Erster Anwendungsfall war ein Heimspiel von Werder Bremen gegen den Hamburger SV im April 2015. Das Spiel galt wegen der verfeindeten Fans als Hochrisikospiel, weshalb die Polizei einige hundert Polizisten zusätzlich einsetzte. Das Land Bremen stellte der DFL daraufhin per Gebührenbescheid rund 425.000 Euro in Rechnung. Doch die DFL weigerte sich, die Gebühren zu bezahlen. Zum einen sei sie der falsche Adressat.

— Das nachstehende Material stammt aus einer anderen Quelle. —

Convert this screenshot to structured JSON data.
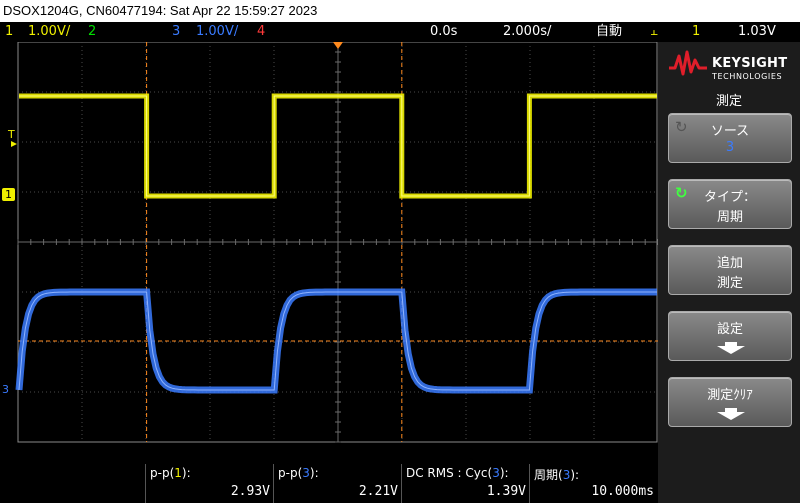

Denn Veranstalter dieses Spiels sei der örtliche Verein Werder Bremen gewesen. Zum anderen hält die DFL die Bremer Gesetzesverschärfung auch für verfassungswidrig.
Weder die DFL noch die Vereine seien gewalttätig, ihre Spiele müssten vielmehr von der Polizei vor der Gewalt der Hooligans geschützt werden, so DFL-Präsident Reinhard Rauball. Deshalb dürften die Kosten dieser Einsätze nicht den Veranstaltern auferlegt werden. Bremen verweist dagegen auf den kommerziellen Charakter der Fußball-Bundesliga und deren hervorragende finanzielle Lage. Jahr für Jahr erziele die DFL Umsatzrekorde mit über vier Milliarden Euro Einnahmen. Da könne sie wohl einen Teil der Polizeikosten übernehmen, so Bremens Innensenator Ulrich Mäurer (SPD).
Eine Einigung war unmöglich, deshalb klagte die DFL gegen den Gebührenbescheid. Beim Verwaltungsgericht Bremen hatte die DFL zunächst Erfolg, doch das Oberverwaltungsgericht Bremen entschied Anfang 2018 zugunsten des Landes. Der Gesetzgeber habe einen weiten Entscheidungs- und Gestaltungsspielraum bei der Frage, für welche staatliche Leistungen er Gebühren erheben will. Auch sei die DFL nicht der falsche Adressat gewesen, da sie zumindest Mitveranstalter der Bundesliga-Partien sei. Nun muss das Bundesverwaltungsgericht als letzte Fachinstanz entscheiden. Das Urteil wird wohl am Freitag verkündet werden.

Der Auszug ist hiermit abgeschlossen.